Sometimes the refutation move for a wrong path can be really advanced and hard to understand for a human. This may be fixable in text or by changing the move.

A is correct. Hard to understand why. Complicated life and death as well as shape.

Just doesn’t feel good

The editor should use their gut. If a problem doesn’t feel interesting or convincing for whatever reason, skip it. For me this happens around ¼ problems.

Too many options

Somewhat of a judgment call but usually only 3-4 max.

Position is overall too complicated

Sometimes there can be a problem where there is way too much going on, almost like it’s a mini full board problem.
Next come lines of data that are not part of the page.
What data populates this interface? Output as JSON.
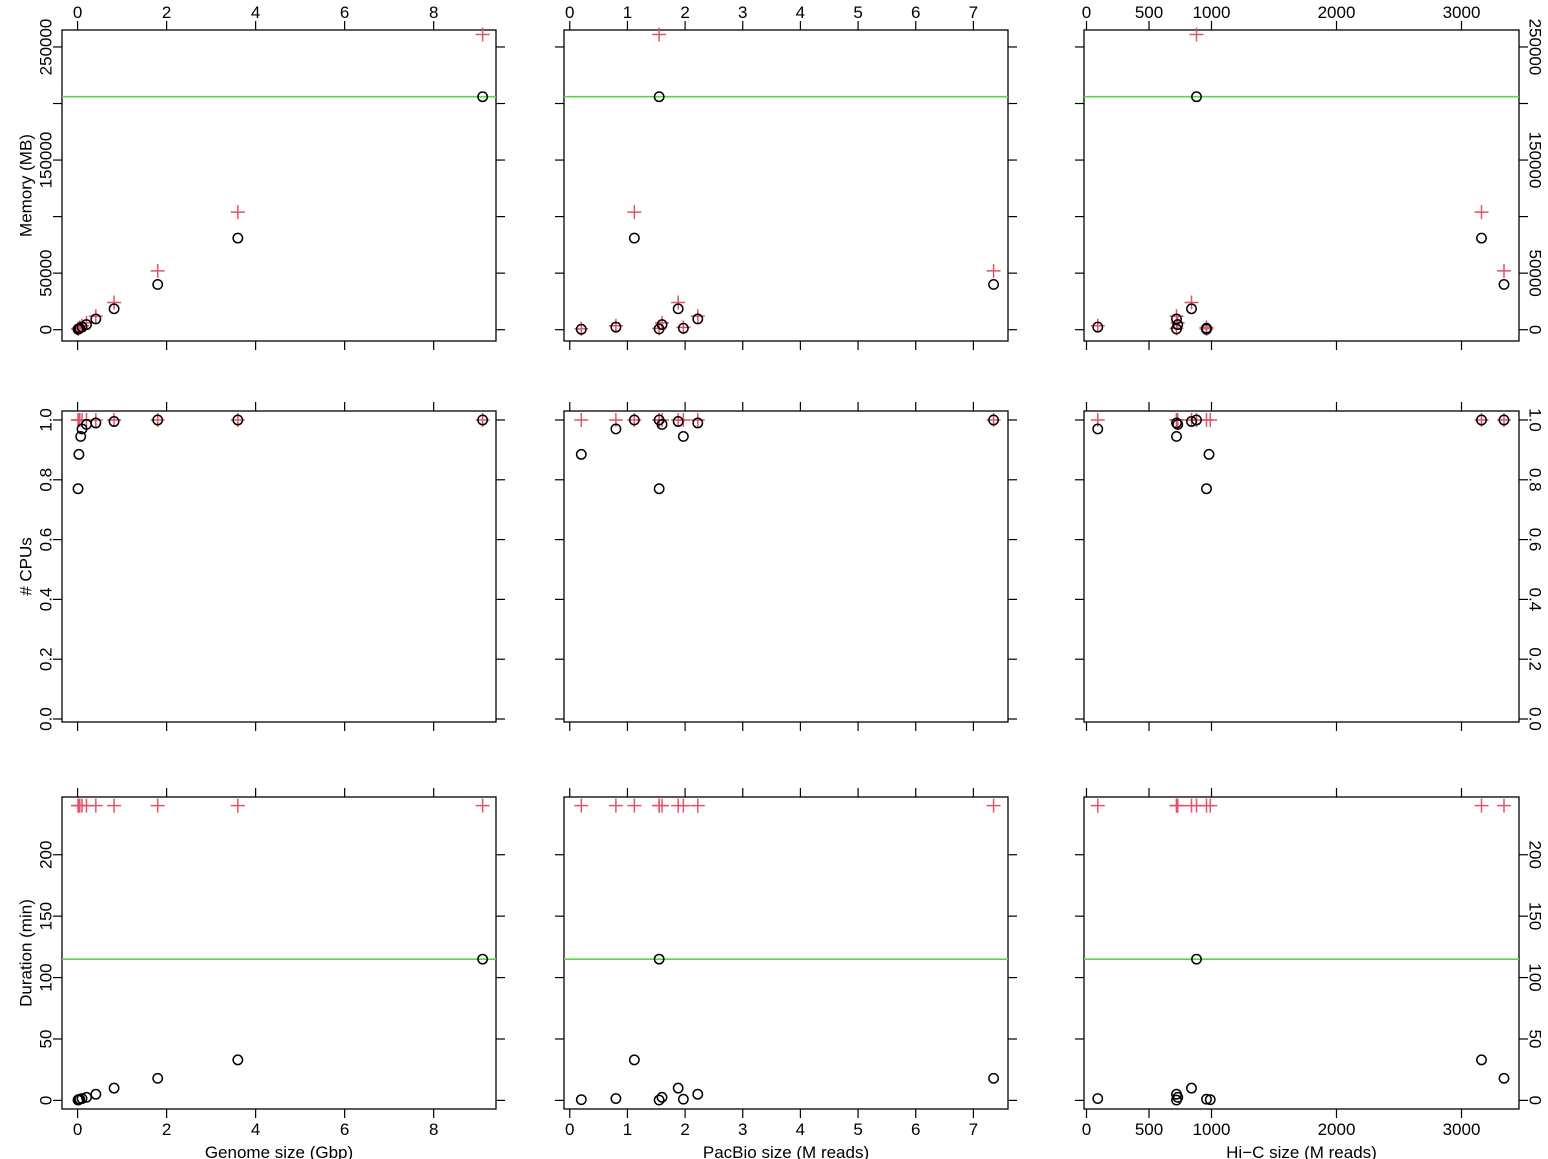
{
  "colors": {
    "memory_or_cpu_max": "#DF536B",
    "observed": "#000000",
    "reference_line": "#61D04F",
    "frame": "#000000"
  },
  "row_labels": [
    "Memory (MB)",
    "# CPUs",
    "Duration (min)"
  ],
  "column_labels": [
    "Genome size (Gbp)",
    "PacBio size (M reads)",
    "Hi−C size (M reads)"
  ],
  "chart_data": [
    {
      "type": "scatter",
      "row": 0,
      "col": 0,
      "xlim": [
        -0.35,
        9.4
      ],
      "ylim": [
        -10000,
        265000
      ],
      "x_ticks": [
        "0",
        "2",
        "4",
        "6",
        "8"
      ],
      "y_ticks": [
        "0",
        "50000",
        "150000",
        "250000"
      ],
      "y_minor_ticks": [
        100000,
        200000
      ],
      "xlabel": "",
      "ylabel": "Memory (MB)",
      "ref_line": 206000,
      "series": [
        {
          "marker": "plus",
          "color": "#DF536B",
          "points": [
            [
              9.1,
              261000
            ],
            [
              3.6,
              104000
            ],
            [
              1.8,
              52000
            ],
            [
              0.82,
              24000
            ],
            [
              0.41,
              12000
            ],
            [
              0.2,
              6000
            ],
            [
              0.1,
              3500
            ],
            [
              0.05,
              2000
            ],
            [
              0.02,
              1200
            ],
            [
              0.01,
              700
            ]
          ]
        },
        {
          "marker": "circle",
          "color": "#000000",
          "points": [
            [
              9.1,
              206000
            ],
            [
              3.6,
              81000
            ],
            [
              1.8,
              40000
            ],
            [
              0.82,
              18500
            ],
            [
              0.41,
              9500
            ],
            [
              0.2,
              4500
            ],
            [
              0.1,
              2300
            ],
            [
              0.05,
              1300
            ],
            [
              0.02,
              700
            ],
            [
              0.01,
              400
            ]
          ]
        }
      ]
    },
    {
      "type": "scatter",
      "row": 0,
      "col": 1,
      "xlim": [
        -0.1,
        7.6
      ],
      "ylim": [
        -10000,
        265000
      ],
      "x_ticks": [
        "0",
        "1",
        "2",
        "3",
        "4",
        "5",
        "6",
        "7"
      ],
      "xlabel": "",
      "ylabel": "",
      "ref_line": 206000,
      "series": [
        {
          "marker": "plus",
          "color": "#DF536B",
          "points": [
            [
              1.55,
              261000
            ],
            [
              1.12,
              104000
            ],
            [
              7.35,
              52000
            ],
            [
              1.88,
              24000
            ],
            [
              2.22,
              12000
            ],
            [
              0.8,
              3500
            ],
            [
              0.2,
              700
            ],
            [
              1.6,
              6000
            ],
            [
              1.97,
              2000
            ],
            [
              1.55,
              1200
            ]
          ]
        },
        {
          "marker": "circle",
          "color": "#000000",
          "points": [
            [
              1.55,
              206000
            ],
            [
              1.12,
              81000
            ],
            [
              7.35,
              40000
            ],
            [
              1.88,
              18500
            ],
            [
              2.22,
              9500
            ],
            [
              0.8,
              2300
            ],
            [
              0.2,
              400
            ],
            [
              1.6,
              4500
            ],
            [
              1.97,
              1300
            ],
            [
              1.55,
              700
            ]
          ]
        }
      ]
    },
    {
      "type": "scatter",
      "row": 0,
      "col": 2,
      "xlim": [
        -20,
        3460
      ],
      "ylim": [
        -10000,
        265000
      ],
      "x_ticks": [
        "0",
        "500",
        "1000",
        "2000",
        "3000"
      ],
      "y_ticks": [
        "0",
        "50000",
        "150000",
        "250000"
      ],
      "y_minor_ticks": [
        100000,
        200000
      ],
      "xlabel": "",
      "ylabel": "",
      "ref_line": 206000,
      "series": [
        {
          "marker": "plus",
          "color": "#DF536B",
          "points": [
            [
              880,
              261000
            ],
            [
              3160,
              104000
            ],
            [
              3340,
              52000
            ],
            [
              840,
              24000
            ],
            [
              720,
              12000
            ],
            [
              90,
              3500
            ],
            [
              960,
              700
            ],
            [
              730,
              6000
            ],
            [
              960,
              2000
            ],
            [
              720,
              1200
            ]
          ]
        },
        {
          "marker": "circle",
          "color": "#000000",
          "points": [
            [
              880,
              206000
            ],
            [
              3160,
              81000
            ],
            [
              3340,
              40000
            ],
            [
              840,
              18500
            ],
            [
              720,
              9500
            ],
            [
              90,
              2300
            ],
            [
              960,
              400
            ],
            [
              730,
              4500
            ],
            [
              960,
              1300
            ],
            [
              720,
              700
            ]
          ]
        }
      ]
    },
    {
      "type": "scatter",
      "row": 1,
      "col": 0,
      "xlim": [
        -0.35,
        9.4
      ],
      "ylim": [
        -0.01,
        1.03
      ],
      "x_ticks": [
        "0",
        "2",
        "4",
        "6",
        "8"
      ],
      "y_ticks": [
        "0.0",
        "0.2",
        "0.4",
        "0.6",
        "0.8",
        "1.0"
      ],
      "xlabel": "",
      "ylabel": "# CPUs",
      "series": [
        {
          "marker": "plus",
          "color": "#DF536B",
          "points": [
            [
              9.1,
              1
            ],
            [
              3.6,
              1
            ],
            [
              1.8,
              1
            ],
            [
              0.82,
              1
            ],
            [
              0.41,
              1
            ],
            [
              0.2,
              1
            ],
            [
              0.1,
              1
            ],
            [
              0.05,
              1
            ],
            [
              0.02,
              1
            ],
            [
              0.01,
              1
            ]
          ]
        },
        {
          "marker": "circle",
          "color": "#000000",
          "points": [
            [
              9.1,
              1.0
            ],
            [
              3.6,
              1.0
            ],
            [
              1.8,
              1.0
            ],
            [
              0.82,
              0.995
            ],
            [
              0.41,
              0.99
            ],
            [
              0.2,
              0.985
            ],
            [
              0.1,
              0.97
            ],
            [
              0.07,
              0.945
            ],
            [
              0.03,
              0.885
            ],
            [
              0.01,
              0.77
            ]
          ]
        }
      ]
    },
    {
      "type": "scatter",
      "row": 1,
      "col": 1,
      "xlim": [
        -0.1,
        7.6
      ],
      "ylim": [
        -0.01,
        1.03
      ],
      "x_ticks": [
        "0",
        "1",
        "2",
        "3",
        "4",
        "5",
        "6",
        "7"
      ],
      "xlabel": "",
      "ylabel": "",
      "series": [
        {
          "marker": "plus",
          "color": "#DF536B",
          "points": [
            [
              7.35,
              1
            ],
            [
              1.12,
              1
            ],
            [
              1.55,
              1
            ],
            [
              1.6,
              1
            ],
            [
              1.88,
              1
            ],
            [
              2.22,
              1
            ],
            [
              0.8,
              1
            ],
            [
              1.97,
              1
            ],
            [
              0.2,
              1
            ],
            [
              1.55,
              1
            ]
          ]
        },
        {
          "marker": "circle",
          "color": "#000000",
          "points": [
            [
              7.35,
              1.0
            ],
            [
              1.12,
              1.0
            ],
            [
              1.55,
              1.0
            ],
            [
              1.88,
              0.995
            ],
            [
              2.22,
              0.99
            ],
            [
              1.6,
              0.985
            ],
            [
              0.8,
              0.97
            ],
            [
              1.97,
              0.945
            ],
            [
              0.2,
              0.885
            ],
            [
              1.55,
              0.77
            ]
          ]
        }
      ]
    },
    {
      "type": "scatter",
      "row": 1,
      "col": 2,
      "xlim": [
        -20,
        3460
      ],
      "ylim": [
        -0.01,
        1.03
      ],
      "x_ticks": [
        "0",
        "500",
        "1000",
        "2000",
        "3000"
      ],
      "y_ticks": [
        "0.0",
        "0.2",
        "0.4",
        "0.6",
        "0.8",
        "1.0"
      ],
      "xlabel": "",
      "ylabel": "",
      "series": [
        {
          "marker": "plus",
          "color": "#DF536B",
          "points": [
            [
              3160,
              1
            ],
            [
              3340,
              1
            ],
            [
              880,
              1
            ],
            [
              840,
              1
            ],
            [
              720,
              1
            ],
            [
              730,
              1
            ],
            [
              90,
              1
            ],
            [
              960,
              1
            ],
            [
              990,
              1
            ],
            [
              720,
              1
            ]
          ]
        },
        {
          "marker": "circle",
          "color": "#000000",
          "points": [
            [
              3160,
              1.0
            ],
            [
              3340,
              1.0
            ],
            [
              880,
              1.0
            ],
            [
              840,
              0.995
            ],
            [
              720,
              0.99
            ],
            [
              730,
              0.985
            ],
            [
              90,
              0.97
            ],
            [
              720,
              0.945
            ],
            [
              980,
              0.885
            ],
            [
              960,
              0.77
            ]
          ]
        }
      ]
    },
    {
      "type": "scatter",
      "row": 2,
      "col": 0,
      "xlim": [
        -0.35,
        9.4
      ],
      "ylim": [
        -7,
        247
      ],
      "x_ticks": [
        "0",
        "2",
        "4",
        "6",
        "8"
      ],
      "y_ticks": [
        "0",
        "50",
        "100",
        "150",
        "200"
      ],
      "xlabel": "Genome size (Gbp)",
      "ylabel": "Duration (min)",
      "ref_line": 115,
      "series": [
        {
          "marker": "plus",
          "color": "#DF536B",
          "points": [
            [
              9.1,
              240
            ],
            [
              3.6,
              240
            ],
            [
              1.8,
              240
            ],
            [
              0.82,
              240
            ],
            [
              0.41,
              240
            ],
            [
              0.2,
              240
            ],
            [
              0.1,
              240
            ],
            [
              0.05,
              240
            ],
            [
              0.02,
              240
            ],
            [
              0.01,
              240
            ]
          ]
        },
        {
          "marker": "circle",
          "color": "#000000",
          "points": [
            [
              9.1,
              115
            ],
            [
              3.6,
              33
            ],
            [
              1.8,
              18
            ],
            [
              0.82,
              10
            ],
            [
              0.41,
              5
            ],
            [
              0.2,
              2.5
            ],
            [
              0.1,
              1.5
            ],
            [
              0.05,
              1
            ],
            [
              0.02,
              0.6
            ],
            [
              0.01,
              0.3
            ]
          ]
        }
      ]
    },
    {
      "type": "scatter",
      "row": 2,
      "col": 1,
      "xlim": [
        -0.1,
        7.6
      ],
      "ylim": [
        -7,
        247
      ],
      "x_ticks": [
        "0",
        "1",
        "2",
        "3",
        "4",
        "5",
        "6",
        "7"
      ],
      "xlabel": "PacBio size (M reads)",
      "ylabel": "",
      "ref_line": 115,
      "series": [
        {
          "marker": "plus",
          "color": "#DF536B",
          "points": [
            [
              0.2,
              240
            ],
            [
              0.8,
              240
            ],
            [
              1.12,
              240
            ],
            [
              1.55,
              240
            ],
            [
              1.6,
              240
            ],
            [
              1.88,
              240
            ],
            [
              1.97,
              240
            ],
            [
              2.22,
              240
            ],
            [
              7.35,
              240
            ],
            [
              1.55,
              240
            ]
          ]
        },
        {
          "marker": "circle",
          "color": "#000000",
          "points": [
            [
              1.55,
              115
            ],
            [
              1.12,
              33
            ],
            [
              7.35,
              18
            ],
            [
              1.88,
              10
            ],
            [
              2.22,
              5
            ],
            [
              1.6,
              2.5
            ],
            [
              0.8,
              1.5
            ],
            [
              1.97,
              1
            ],
            [
              0.2,
              0.6
            ],
            [
              1.55,
              0.3
            ]
          ]
        }
      ]
    },
    {
      "type": "scatter",
      "row": 2,
      "col": 2,
      "xlim": [
        -20,
        3460
      ],
      "ylim": [
        -7,
        247
      ],
      "x_ticks": [
        "0",
        "500",
        "1000",
        "2000",
        "3000"
      ],
      "y_ticks": [
        "0",
        "50",
        "100",
        "150",
        "200"
      ],
      "xlabel": "Hi−C size (M reads)",
      "ylabel": "",
      "ref_line": 115,
      "series": [
        {
          "marker": "plus",
          "color": "#DF536B",
          "points": [
            [
              90,
              240
            ],
            [
              720,
              240
            ],
            [
              730,
              240
            ],
            [
              840,
              240
            ],
            [
              880,
              240
            ],
            [
              960,
              240
            ],
            [
              990,
              240
            ],
            [
              3160,
              240
            ],
            [
              3340,
              240
            ],
            [
              720,
              240
            ]
          ]
        },
        {
          "marker": "circle",
          "color": "#000000",
          "points": [
            [
              880,
              115
            ],
            [
              3160,
              33
            ],
            [
              3340,
              18
            ],
            [
              840,
              10
            ],
            [
              720,
              5
            ],
            [
              730,
              2.5
            ],
            [
              90,
              1.5
            ],
            [
              960,
              1
            ],
            [
              990,
              0.6
            ],
            [
              720,
              0.3
            ]
          ]
        }
      ]
    }
  ]
}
That can force the user to look at a bunch of unnecessary parts instead of focusing on the one real problem. This isn’t to say problems should be easy, they just shouldn’t be messy if not needed.
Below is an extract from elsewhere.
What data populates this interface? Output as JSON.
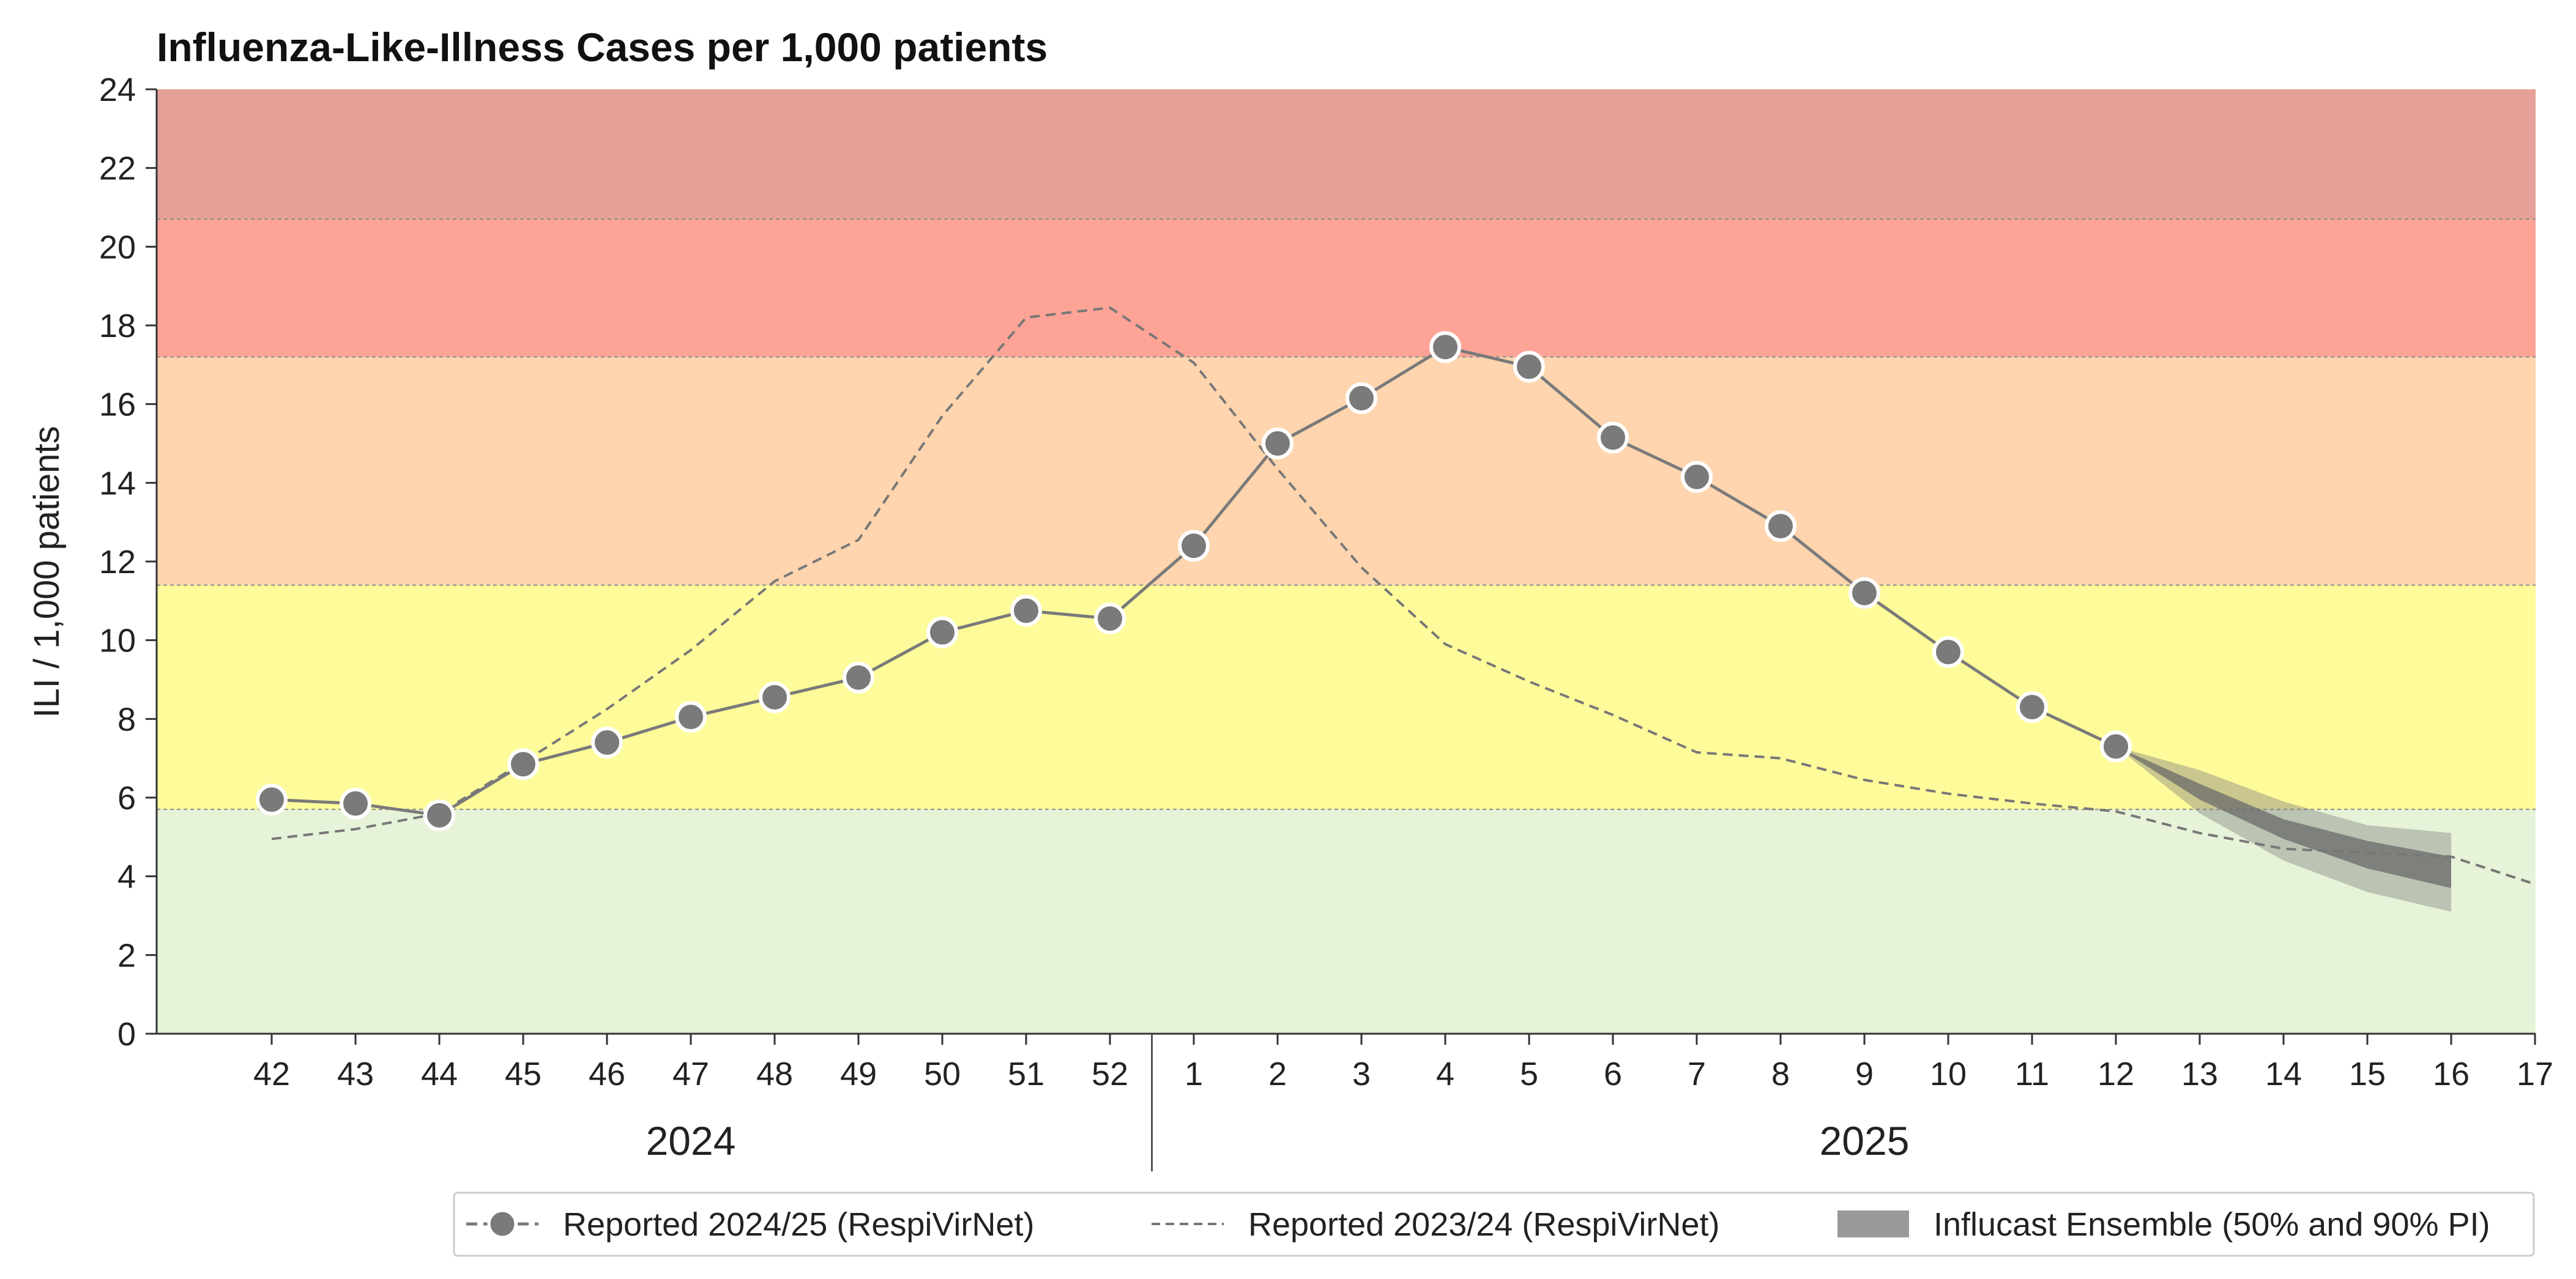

Text missing good explanations

This is common, and can happen for a million reasons. Sometimes it’s possible to fix. Almost all problems can benefit from editing the text, but we have to balance how much time it can take.

Let’s do some examples.

Example 1

https://www.goproblems.com/problems/36096#mode=intro

C is the right answer. A and b are too slow.

 

After playing A and white responds:

The text for a says “This loses about 8 points. Black makes about 5 corner points.” We could add something like “The black move was too slow.” Or “The corner was the wrong direction, the black wall was already strong. Playing on the side is bigger.”

Correct move:

The correct move text says “Playing here is worth about 1 points over playing away in an empty corner. White would have played at the same place if you played away. White would likely play at B next.” It could have something added like “Pushing white down is sente and big.”

Example 2

Correct is B.

The correct text says: “Playing here is worth about 9 points over playing away in an empty corner. The stones marked with a triangle are stronger. White would have played at A if you played away. White would likely play at B next.” Should probably add something about how even though white gets to press down at B, it’s worth it to take the points in the corner.

Example 3

 

C is correct. “Playing here is worth about 3 points over playing away in an empty corner. Black would have played at A if you played away. Black would likely play at B next.” Should add to the text “Black can’t block without losing the stone at B11.”